Dalya Alberge 

Peter Greenaway plans racetrack in tribute to Jack Kerouac book

Film director working on vast art installation inspired by cult classic On the Road
  
  

One of Peter Greenaway’s sketches for his racetrack project
One of Peter Greenaway’s sketches for his On the Road-inspired racetrack. Photograph: Peter Greenaway

He trained as an artist and has found inspiration in old master paintings in making some of British cinema’s most avant-garde films. Now the director Peter Greenaway is working on perhaps his most ambitious artwork so far – an actual racetrack as a vast outdoor art installation.

It will be a tribute to Jack Kerouac’s cult classic On the Road, the story of a hedonistic road trip across the US, as Greenaway seeks to recreate Kerouac’s sense of adventure for the 21st century, as well as raising questions about “the future of our roads and how we are going to use them”.

Greenaway plans to build the art installation across an acre-wide site. He envisages driverless and other “very contemporary” cars speeding over a race track, as well as in and out of life-size buildings.

“We’re not talking miniature models,” he said. “I was intrigued about taking the idea of adventures in a car, which you could describe as being essential to Kerouac’s novel, and taking it further. We’re now in the age of the electric car, and all sorts of experiments going on. I was intrigued about the possibility of making a presentation of the computer-driven, no-human-driver [car] as a work of art.”

Asked how the installation would pay tribute to Kerouac, he said: “The adventure of the car. There’s a feeling that the great 1950s, 1960s, 1970s excitement about the car is no longer quite with us … Driverless cars mean somehow a lack [of excitement]. Not that I’m a great car driver, [but] … the excitement is actually driving the goddamn car and not … behind a wheel of which you have no control.”

He wants the installation to raise questions about the way in which we are “covering the world with miles and miles of motorway”.

Greenaway is known for visually sumptuous and complex films that have pushed boundaries. His feature productions include The Cook, the Thief, His Wife & Her Lover, starring Helen Mirren, and Prospero’s Books with John Gielgud. In 2014, Bafta honoured him with its outstanding British contribution to cinema award, noting: “His critical breakthrough came in 1982 with 17th-century drama The Draughtsman’s Contract, establishing him as one of the most important filmmakers of his time”.
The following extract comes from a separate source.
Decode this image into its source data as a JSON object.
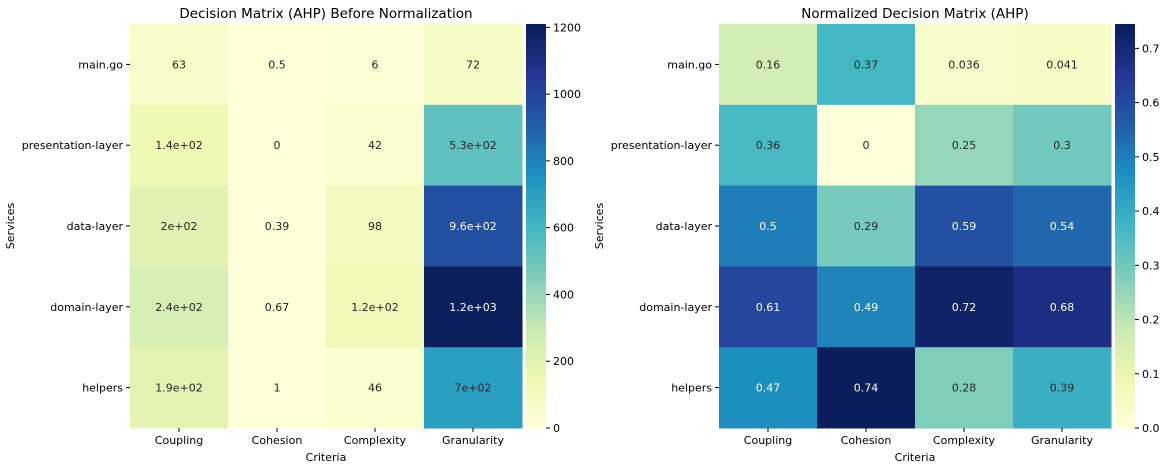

Now aged 76, he has never forgotten reading On the Road as a teenager. Kerouac’s name is synonymous with rebellion, after On the Road inspired a disaffected generation. The author typed it on a 120ft-long scroll in what he claimed was a three-week blast of creative energy in 1951, only to suffer rejection by publishers, despair and near-destitution, before it finally appeared in 1957.

Greenaway recently reread the novel, and his planned installation was mentioned in a recent book, titled Kerouac Beat Painting, featuring 80 paintings and drawings.

The On the Road installation is in the early stages of planning. Because of its scale and multimillion-pound cost, it may be built initially in Dubai, where there is already interest in funding it, before coming to Europe.

“These things take a lot of organisation and a lot of money,” Greenaway said. “It’ll be very expensive. That’s probably why the name ‘Dubai’ has arisen in the minds of all the producers who are interested in the project.” Potential funders there are fascinated by the project, he said.

He has produced a series of sketches, exploring ideas and showing cars speeding in and out of buildings. He expects the installation will involve film and computer-generated material, as well as “full-size, usable cars”.

He said: “It would be an acre-wide large installation … It could be a spectator sport, where you sit and watch what’s going on, or maybe it’s interactive and you can as it were computer-drive a car yourself. It could be a set piece where everything is preordained on some computer programme.”

On whether the race track could become a permanent attraction, he said: “Might be.” Referring to the Eiffel Tower, which was originally built as a temporary structure in 1889, he added: “It’s still there.”